Thursday, April 29, 2010

April 29 Morning Pages -

Six months. It has been six months. A part of me is in shock, the other part of me is proud, the other part of me says, “I want to look him in the eye, smile at him and celebrate over ‘just lunch’” but perhaps that is the part of me that enjoys fire play.

I used to say, “Talk to me in six months” and I sort of meant it but at the time I couldn’t imagine it. Sometimes I wonder if I could have gotten through the six months if it hadn’t been for other, equally or even more satisfying distractions (who happens to have a job possibility in Kansas which I am encouraging, loud and strongly.)

I want to explore on-my-own-ness, well, as much as I can in my situation, with children depending upon me and sometimes it feels like the world depending upon me.

So – here I am, talking about endings.

When Railroad Man got angry because I took my children on an adventure I had been waiting to have for years (a cross country road trip) his anger turned into skirt chasing. By the time I got back, he was in a different relationship and unwilling to admit it to me. So, our six months has been longer than six months, but add about two months of me trying to figure out if he would ever come clean and not being willing or ready to let go. You know how that goes, sometimes.

When I finally let go, I let go. We have talked on occasion, like on Christmas when he randomly called. He is a man who has a hard time closing chapters and because of his unique gifts and talents, many women bring him back for limited engagements and encores. I told him when it was over, it would be different with me. I think I have held to that claim quite well.

Lately I have thought similarly in a different situation: that an ending is in order. It feels, sometimes, like a helluva lot of responsibility which I don’t want to take on, energetically anyway. I asked him a question the other night, “If you suddenly had 25 million dollars, how would our relationship change, what would you do?” The hopeless romantic in me was waiting for a specific response which didn’t come. This is rare for me to have ONE specific desired response. I have to say, he surprised me. But he probably had no clue I was waiting for one specific thing.

Beginnings, on the other hand, are a piece of cake for me to fall into. I begin and begin and begin. It is the ending I am so bad at. Actually, when I look over my last endings, I wasn’t so awful once the coffin lid came down. It was like, OVER. Mark it OVER. I saw these friends again, intermittently, but never sparked anything again although in times of loneliness, I wanted to. Loneliness is such a barrier.

There are times I think my forties have been about things I missed in my teens, only from a somewhat wiser perspective. I didn’t date much in my teens, at least not. (That is weird, it is like 750 words burped. THEY got distracted. I was writing along about angst and heartbreak and two sided angst and heartbreak when they told me my words had up and left me.

Giggle. What a perfect use of the space, eh?

Endings. Endings. Endings.

I am not great at quitting jobs, either. I am not great at saying “I can’t” or “I didn’t” or “Just won’t right now…” isn’t that intriguing? It is to me, anyway.
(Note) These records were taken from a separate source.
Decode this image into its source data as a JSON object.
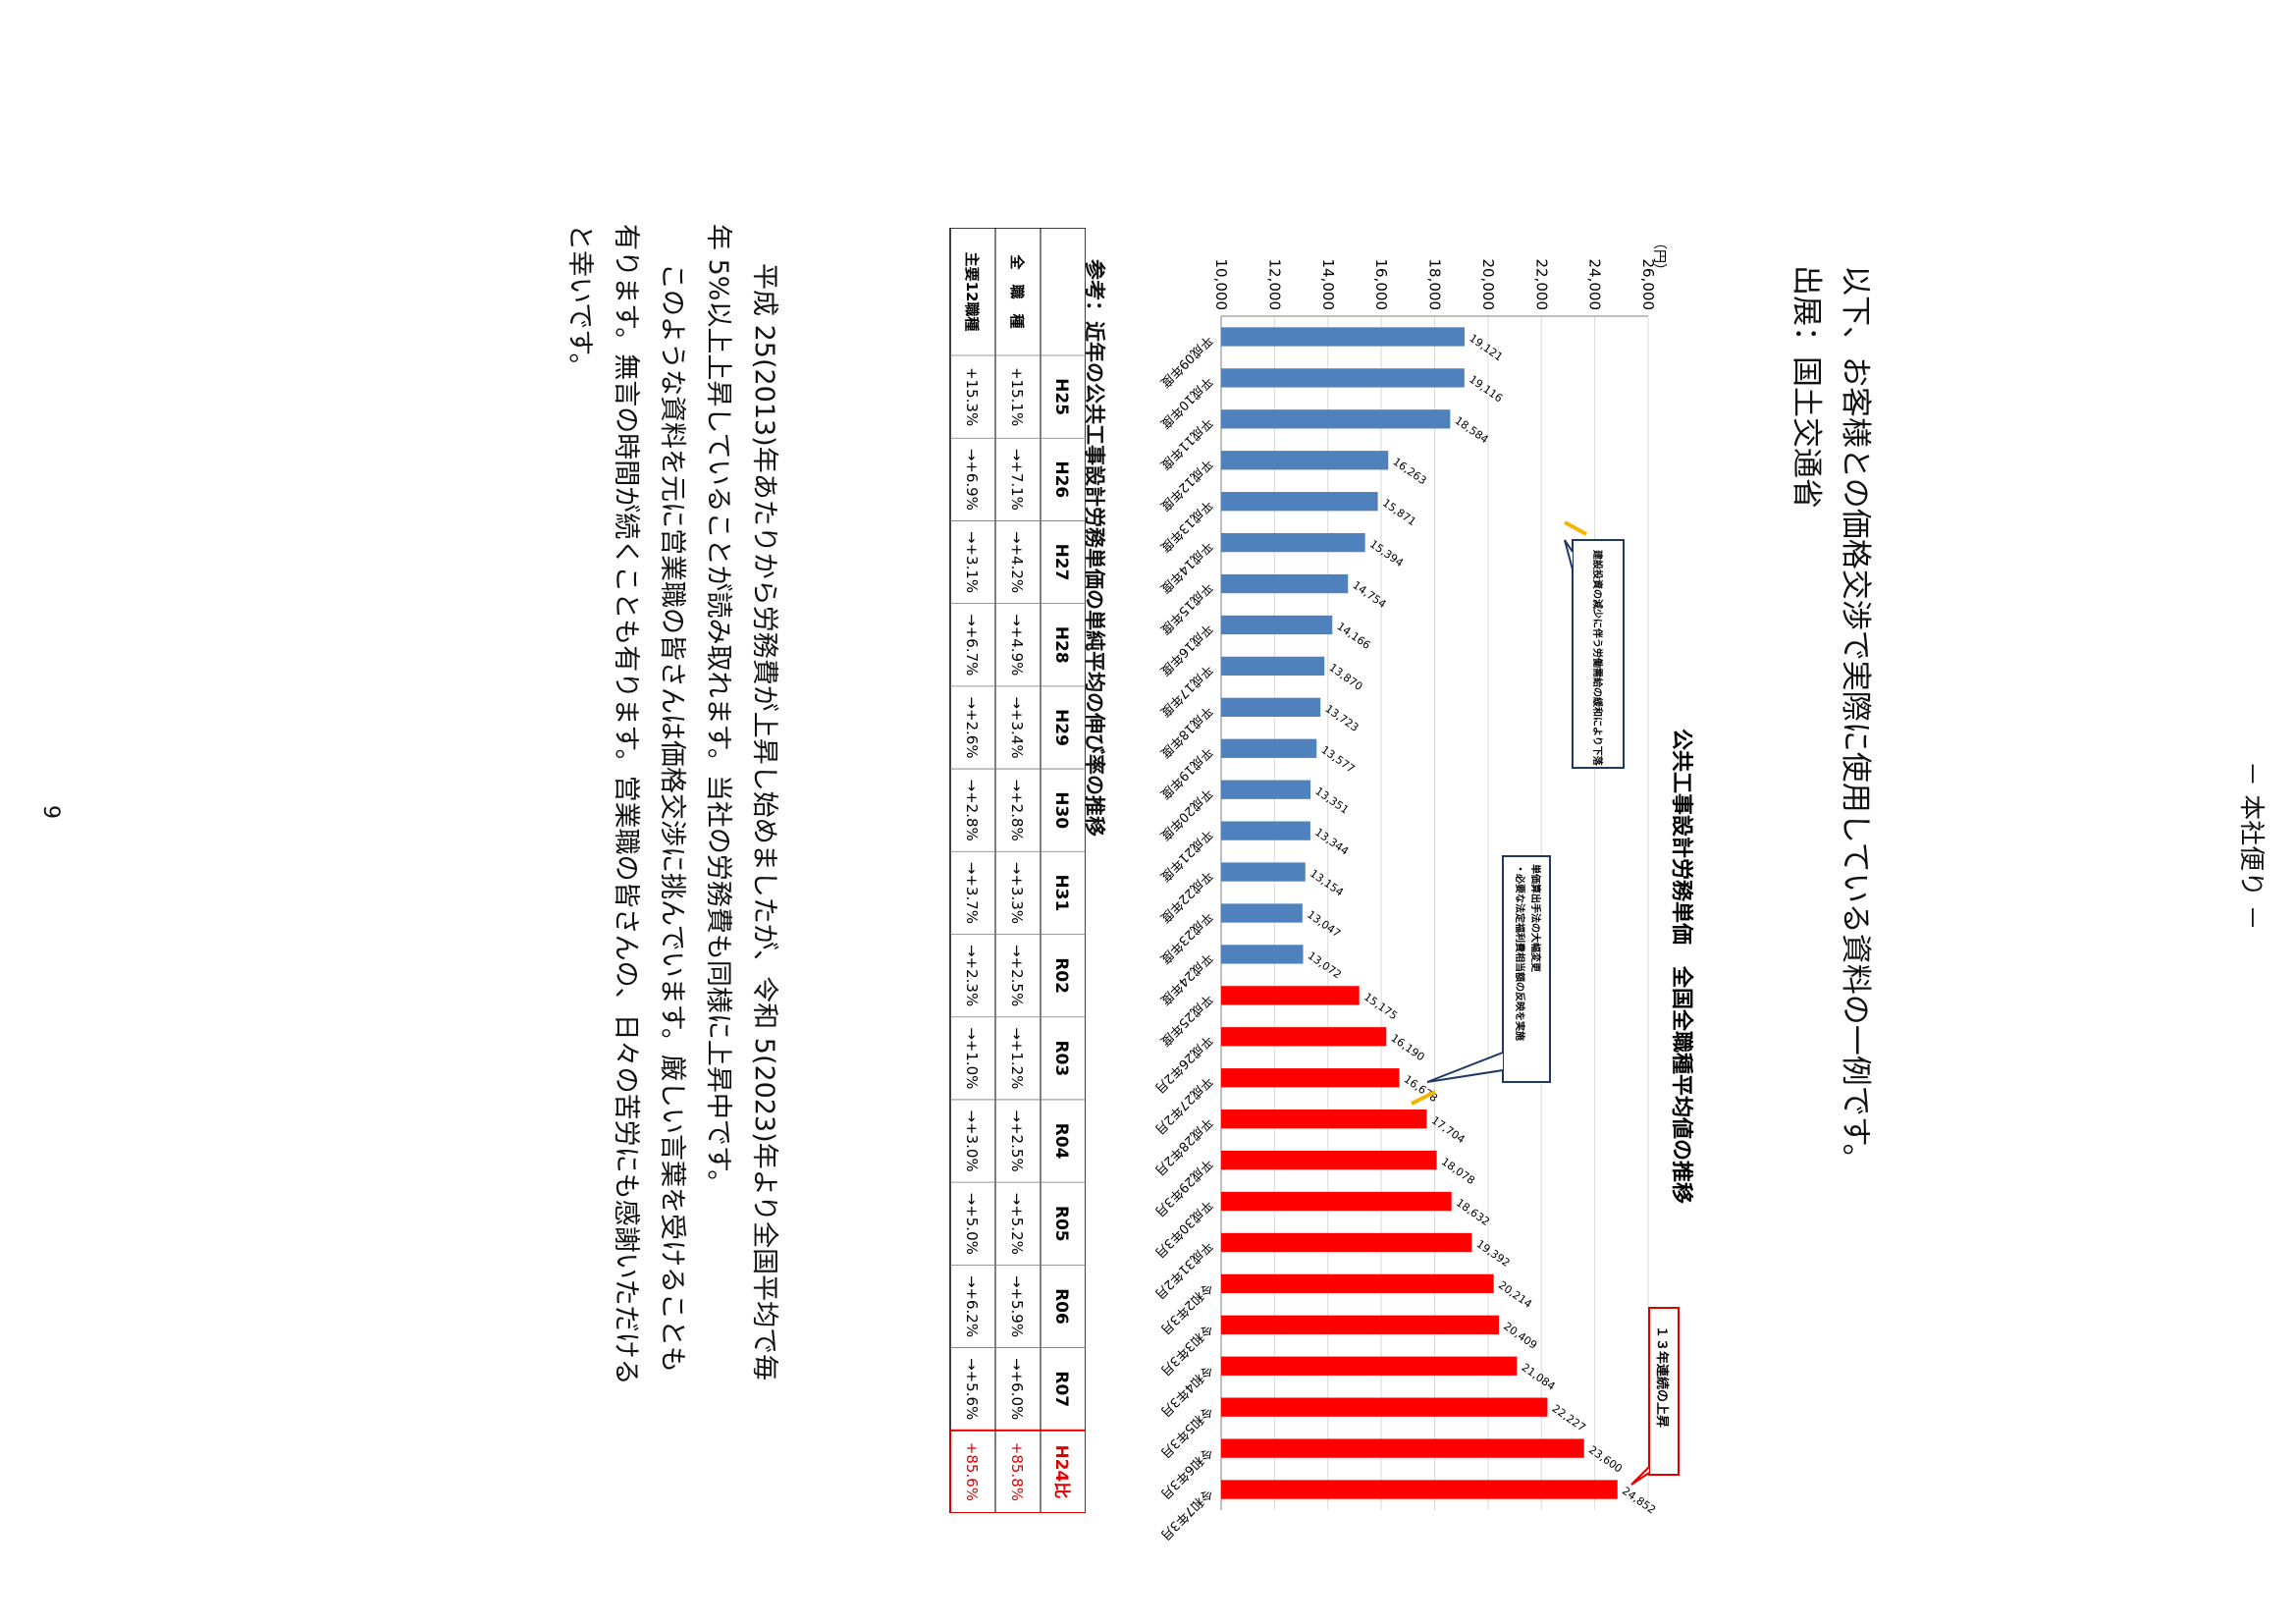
{
  "header": {
    "title": "－ 本社便り －"
  },
  "intro": {
    "line1": "以下、お客様との価格交渉で実際に使用している資料の一例です。",
    "source": "出展：国土交通省"
  },
  "chart_data": {
    "type": "bar",
    "title": "公共工事設計労務単価　全国全職種平均値の推移",
    "ylabel": "（円）",
    "ylim": [
      10000,
      26000
    ],
    "yticks": [
      "10,000",
      "12,000",
      "14,000",
      "16,000",
      "18,000",
      "20,000",
      "22,000",
      "24,000",
      "26,000"
    ],
    "categories": [
      "平成09年度",
      "平成10年度",
      "平成11年度",
      "平成12年度",
      "平成13年度",
      "平成14年度",
      "平成15年度",
      "平成16年度",
      "平成17年度",
      "平成18年度",
      "平成19年度",
      "平成20年度",
      "平成21年度",
      "平成22年度",
      "平成23年度",
      "平成24年度",
      "平成25年度",
      "平成26年2月",
      "平成27年2月",
      "平成28年2月",
      "平成29年3月",
      "平成30年3月",
      "平成31年2月",
      "令和2年3月",
      "令和3年3月",
      "令和4年3月",
      "令和5年3月",
      "令和6年3月",
      "令和7年3月"
    ],
    "values": [
      19121,
      19116,
      18584,
      16263,
      15871,
      15394,
      14754,
      14166,
      13870,
      13723,
      13577,
      13351,
      13344,
      13154,
      13047,
      13072,
      15175,
      16190,
      16678,
      17704,
      18078,
      18632,
      19392,
      20214,
      20409,
      21084,
      22227,
      23600,
      24852
    ],
    "value_labels": [
      "19,121",
      "19,116",
      "18,584",
      "16,263",
      "15,871",
      "15,394",
      "14,754",
      "14,166",
      "13,870",
      "13,723",
      "13,577",
      "13,351",
      "13,344",
      "13,154",
      "13,047",
      "13,072",
      "15,175",
      "16,190",
      "16,678",
      "17,704",
      "18,078",
      "18,632",
      "19,392",
      "20,214",
      "20,409",
      "21,084",
      "22,227",
      "23,600",
      "24,852"
    ],
    "colors": {
      "old": "#4f81bd",
      "new": "#ff0000"
    },
    "red_from_index": 16,
    "annotations": [
      "建設投資の減少に伴う労働需給の緩和により下落",
      "単価算出手法の大幅変更\n・必要な法定福利費相当額の反映を実施",
      "１３年連続の上昇"
    ],
    "grid": true
  },
  "table": {
    "caption": "参考：近年の公共工事設計労務単価の単純平均の伸び率の推移",
    "header": [
      "",
      "H25",
      "H26",
      "H27",
      "H28",
      "H29",
      "H30",
      "H31",
      "R02",
      "R03",
      "R04",
      "R05",
      "R06",
      "R07",
      "H24比"
    ],
    "rows": [
      [
        "全　職　種",
        "+15.1%",
        "→+7.1%",
        "→+4.2%",
        "→+4.9%",
        "→+3.4%",
        "→+2.8%",
        "→+3.3%",
        "→+2.5%",
        "→+1.2%",
        "→+2.5%",
        "→+5.2%",
        "→+5.9%",
        "→+6.0%",
        "+85.8%"
      ],
      [
        "主要12職種",
        "+15.3%",
        "→+6.9%",
        "→+3.1%",
        "→+6.7%",
        "→+2.6%",
        "→+2.8%",
        "→+3.7%",
        "→+2.3%",
        "→+1.0%",
        "→+3.0%",
        "→+5.0%",
        "→+6.2%",
        "→+5.6%",
        "+85.6%"
      ]
    ]
  },
  "body": {
    "line1": "平成 25(2013)年あたりから労務費が上昇し始めましたが、令和 5(2023)年より全国平均で毎",
    "line2": "年 5%以上上昇していることが読み取れます。当社の労務費も同様に上昇中です。",
    "line3": "このような資料を元に営業職の皆さんは価格交渉に挑んでいます。厳しい言葉を受けることも",
    "line4": "有ります。無言の時間が続くことも有ります。営業職の皆さんの、日々の苦労にも感謝いただける",
    "line5": "と幸いです。"
  },
  "footer": {
    "page_number": "9"
  }
}
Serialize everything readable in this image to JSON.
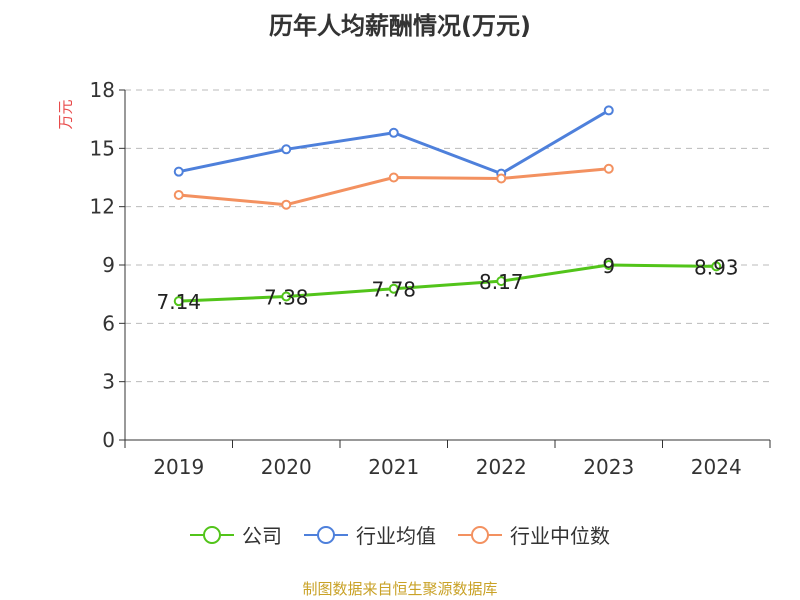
{
  "chart_data": {
    "type": "line",
    "title": "历年人均薪酬情况(万元)",
    "ylabel": "万元",
    "xlabel": "",
    "categories": [
      "2019",
      "2020",
      "2021",
      "2022",
      "2023",
      "2024"
    ],
    "ylim": [
      0,
      18
    ],
    "yticks": [
      0,
      3,
      6,
      9,
      12,
      15,
      18
    ],
    "grid": true,
    "legend_position": "bottom",
    "series": [
      {
        "name": "公司",
        "color": "#52c41a",
        "values": [
          7.14,
          7.38,
          7.78,
          8.17,
          9,
          8.93
        ],
        "labels": [
          "7.14",
          "7.38",
          "7.78",
          "8.17",
          "9",
          "8.93"
        ]
      },
      {
        "name": "行业均值",
        "color": "#4e80db",
        "values": [
          13.8,
          14.95,
          15.8,
          13.7,
          16.95,
          null
        ]
      },
      {
        "name": "行业中位数",
        "color": "#f39160",
        "values": [
          12.6,
          12.1,
          13.5,
          13.45,
          13.95,
          null
        ]
      }
    ]
  },
  "source_note": "制图数据来自恒生聚源数据库"
}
43things helps me with some of this.

Theater helps me with some of this.

Theater helps me with endings because there are always timelines for show and time chugs along whether or not I agree to it or want it or think it should be different, time chugs. And I love people intensely while shows are going on and then, poof, our regular relationships end – just like that.

Some people I never see again and sometimes, our relationships are so different.

People say I am overly dramatic when I talk about this, but it is very true, ultra true actually. Finishing shows has taught me more about grief than you might ever imagine. Endings. Beginnings.

Audition – read through begin. Final curtain call, strike. The End.